I am in favor of random tests, and I write them. However, whether they are appropriate in a particular build environment and which test suites they should be included in is a more nuanced question.
Run locally (e.g., overnight on your dev box) randomized tests have found bugs both obvious and obscure. The obscure ones are arcane enough that I think random testing was really the only realistic one to flush them out. As a test, I took one tough-to-find bug discovered via randomized testing and had a half dozen crack developers review the function (about a dozen lines of code) where it occurred. None were able to detect it.
Many of your arguments against randomized data are flavors of "the test isn't reproducible". However, a well written randomized test will capture the seed used to start the randomized seed and output it on failure. In addition to allowing you to repeat the test by hand, this allows you to trivially create new test which test the specific issue by hardcoding the seed for that test. Of course, it's probably nicer to hand-code an explicit test covering that case, but laziness has its virtues, and this even allows you to essentially auto-generate new test cases from a failing seed.
The one point you make that I can't debate, however, is that it breaks the build systems. Most build and continuous integration tests expect the tests to do the same thing, every time. So a test that randomly fails will create chaos, randomly failing and pointing the fingers at changes that were harmless.

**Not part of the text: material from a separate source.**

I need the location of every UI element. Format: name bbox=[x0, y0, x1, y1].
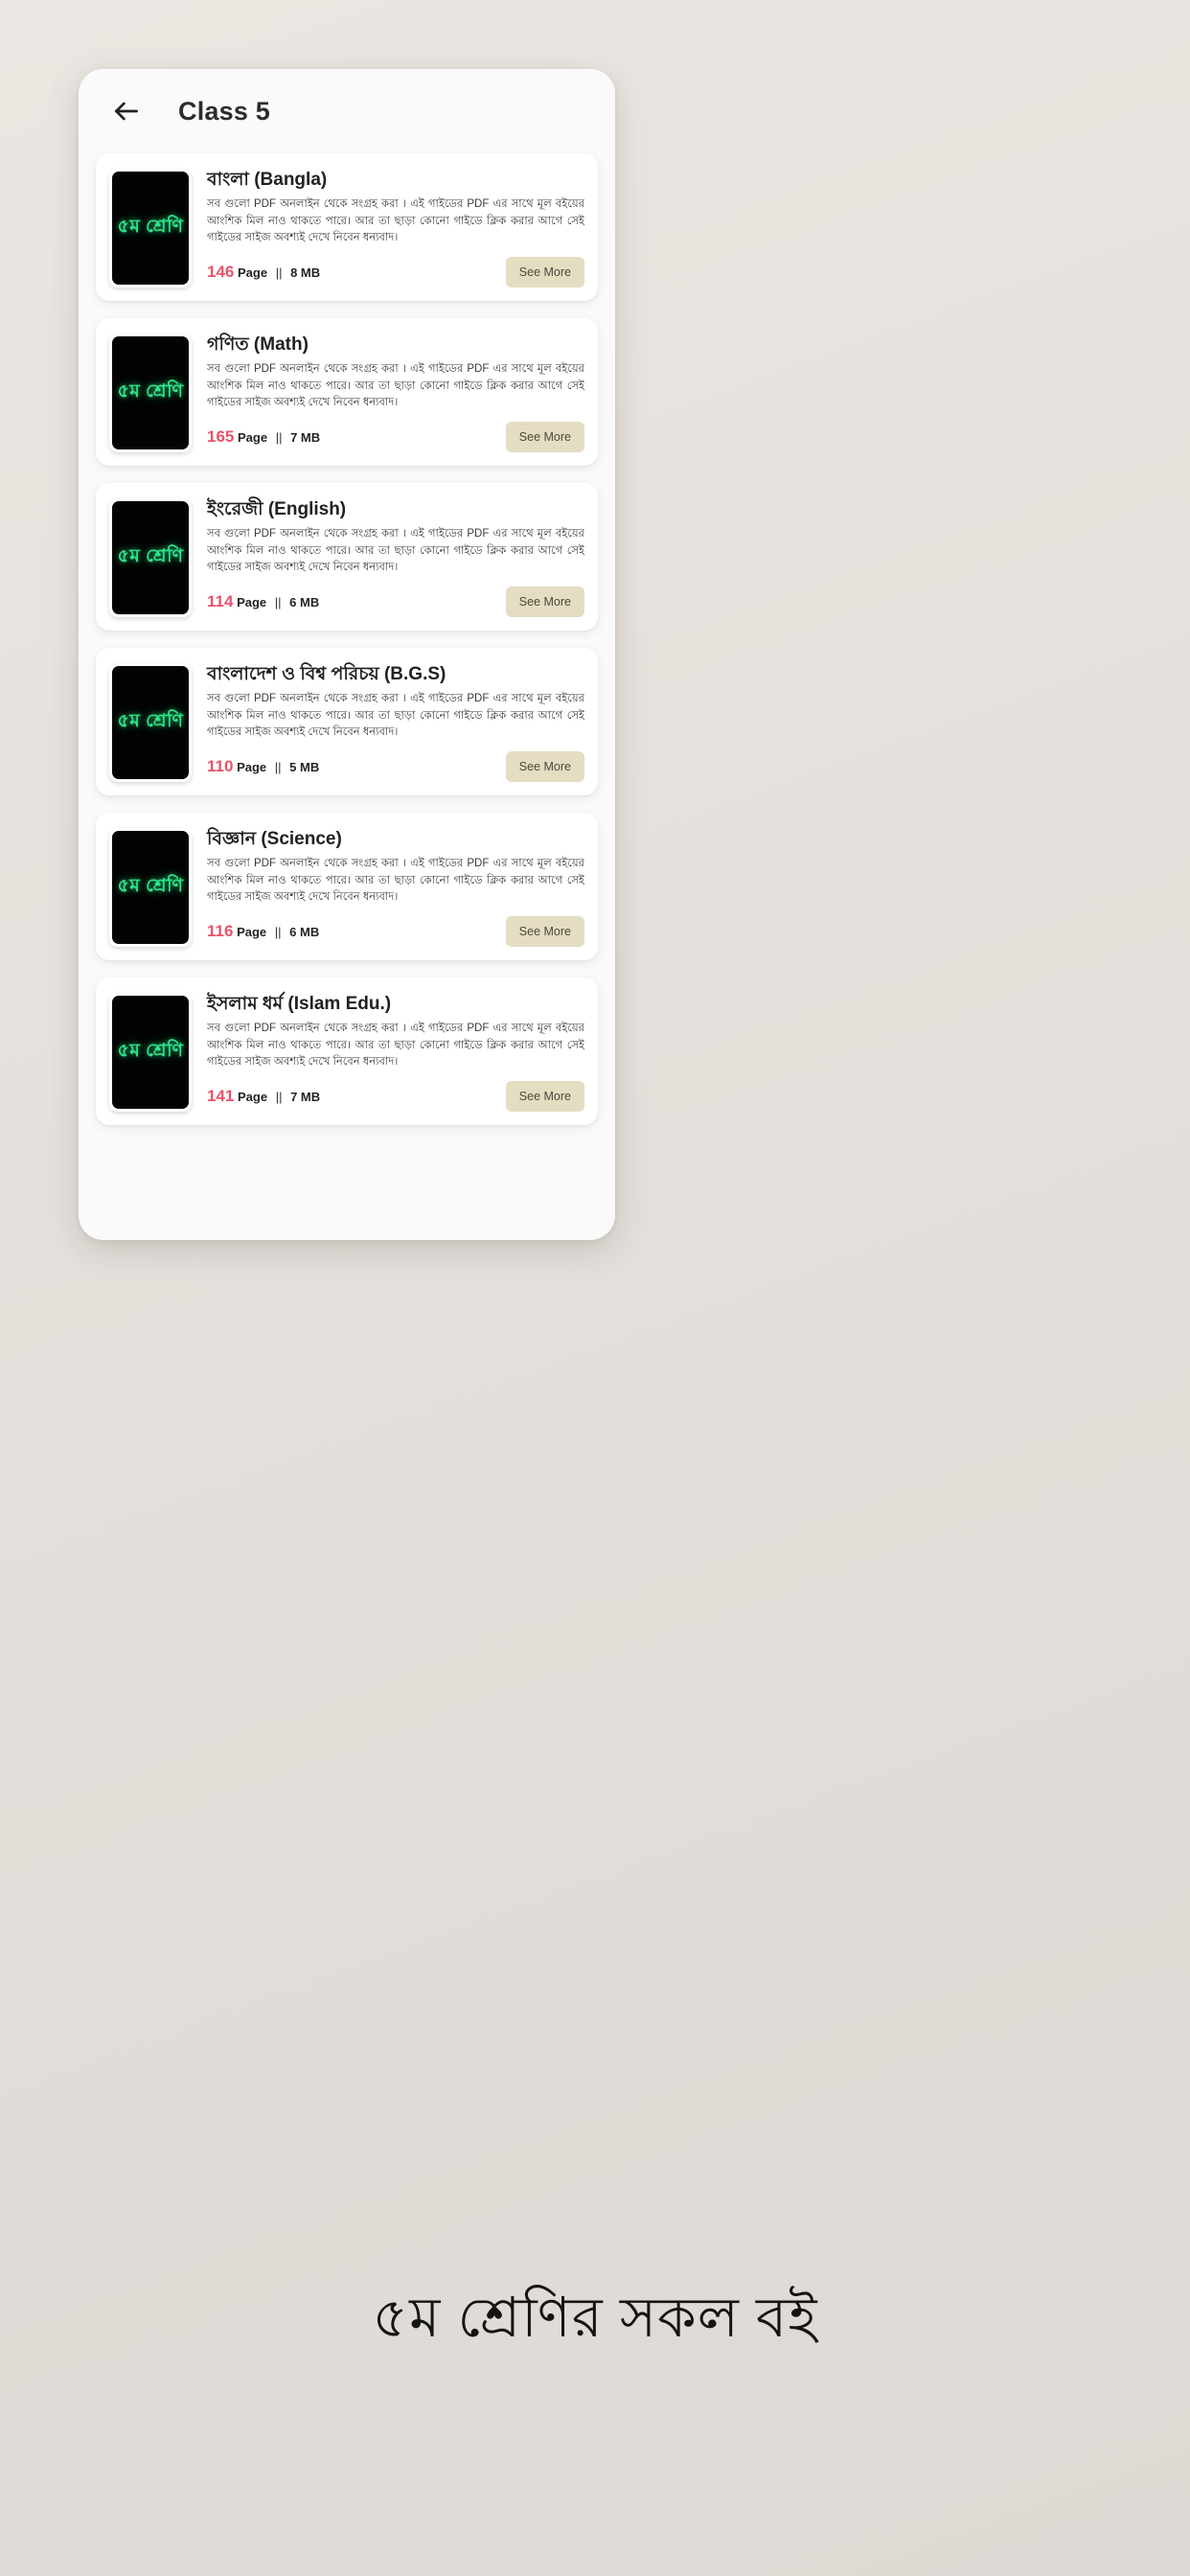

A solution then, is to still run your randomized tests as part of the build and CI tests, but run it with a fixed seed, for a fixed number of iterations. Hence the test always does the same thing, but still explores a bunch of the input space (if you run it for multiple iterations).

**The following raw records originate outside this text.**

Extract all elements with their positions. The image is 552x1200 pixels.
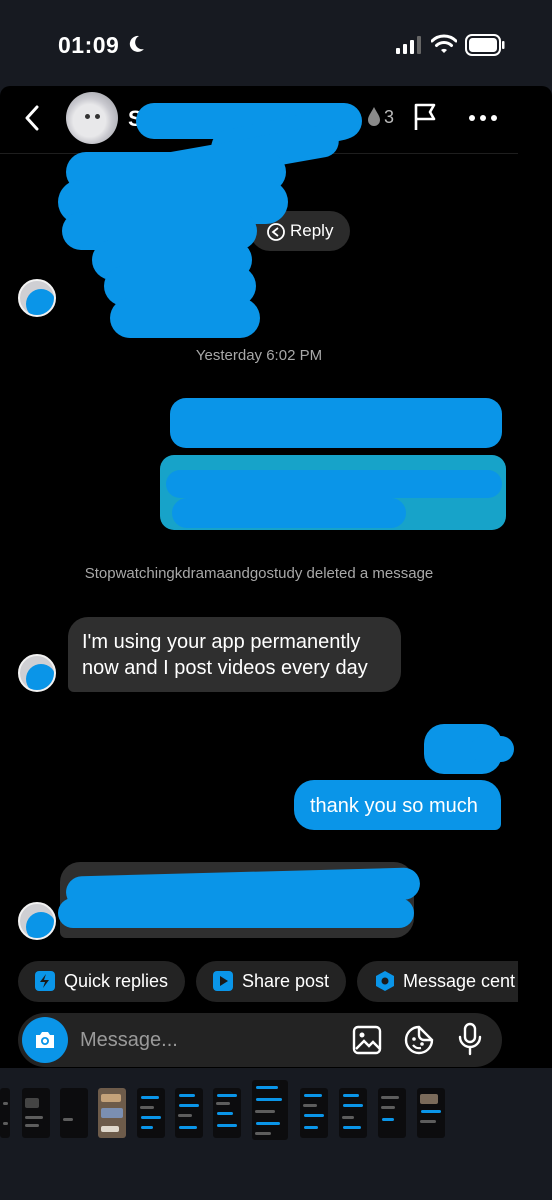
redacted-outgoing-message — [170, 398, 502, 448]
flag-icon[interactable] — [412, 102, 440, 132]
gallery-icon[interactable] — [352, 1025, 382, 1055]
redaction-scribble — [172, 498, 406, 528]
play-icon — [213, 971, 233, 991]
screenshot-thumbnail[interactable] — [339, 1088, 367, 1138]
wifi-icon — [431, 34, 457, 53]
incoming-message-line-1: I'm using your app permanently — [82, 631, 361, 653]
more-options-icon[interactable] — [468, 114, 498, 122]
redaction-scribble — [470, 736, 514, 762]
redaction-scribble — [58, 898, 414, 928]
cellular-signal-icon — [396, 36, 421, 54]
deleted-message-notice: Stopwatchingkdramaandgostudy deleted a m… — [84, 565, 434, 582]
microphone-icon[interactable] — [456, 1022, 484, 1056]
screenshot-thumbnail[interactable] — [378, 1088, 406, 1138]
screenshot-thumbnail[interactable] — [175, 1088, 203, 1138]
hexagon-icon — [376, 971, 394, 991]
screenshot-thumbnail[interactable] — [300, 1088, 328, 1138]
back-arrow-icon[interactable] — [22, 104, 42, 132]
sender-avatar[interactable] — [18, 902, 56, 940]
screen: 01:09 S 3 Reply — [0, 0, 552, 1200]
status-bar: 01:09 — [0, 0, 552, 86]
contact-avatar[interactable] — [66, 92, 118, 144]
status-time: 01:09 — [58, 32, 120, 58]
message-input[interactable]: Message... — [80, 1029, 178, 1052]
moon-icon — [129, 35, 144, 52]
camera-icon — [36, 1032, 54, 1048]
message-center-label[interactable]: Message cent — [403, 971, 515, 992]
screenshot-thumbnail[interactable] — [213, 1088, 241, 1138]
screenshot-thumbnail[interactable] — [22, 1088, 50, 1138]
sender-avatar[interactable] — [18, 279, 56, 317]
redaction-scribble — [110, 298, 260, 338]
screenshot-thumbnail[interactable] — [98, 1088, 126, 1138]
share-post-label[interactable]: Share post — [242, 971, 329, 992]
screenshot-thumbnail[interactable] — [0, 1088, 10, 1138]
camera-button[interactable] — [22, 1017, 68, 1063]
streak-count: 3 — [384, 107, 395, 127]
outgoing-message-text: thank you so much — [310, 795, 478, 817]
incoming-message-line-2: now and I post videos every day — [82, 657, 368, 679]
redaction-scribble — [166, 470, 502, 498]
quick-replies-label[interactable]: Quick replies — [64, 971, 168, 992]
battery-icon — [465, 34, 505, 56]
lightning-icon — [35, 971, 55, 991]
sticker-icon[interactable] — [403, 1024, 435, 1056]
incoming-message-bubble[interactable] — [68, 617, 401, 692]
reply-label[interactable]: Reply — [290, 221, 333, 241]
reply-icon — [267, 223, 285, 241]
sender-avatar[interactable] — [18, 654, 56, 692]
screenshot-thumbnail[interactable] — [417, 1088, 445, 1138]
screenshot-thumbnail-selected[interactable] — [252, 1080, 288, 1140]
screenshot-thumbnail[interactable] — [60, 1088, 88, 1138]
screenshot-thumbnail[interactable] — [137, 1088, 165, 1138]
message-timestamp: Yesterday 6:02 PM — [195, 347, 323, 364]
streak-drop-icon — [368, 107, 380, 126]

Locally, e.g., when changing the concerned class, you are free to run it for more iterations or with other seeds. If randomized testing ever becomes more popular, you could even imagine a specific suite of tests which are known to be random, which could be run with different seeds (hence with increasing coverage over time), and where failures wouldn't mean the same thing as deterministic CI systems (i.e., runs aren't associated 1:1 with code changes and so you don't point a finger at a particular change when things fail).
There is a lot to be said for randomized tests, especially well written ones, so don't be too quick to dismiss them!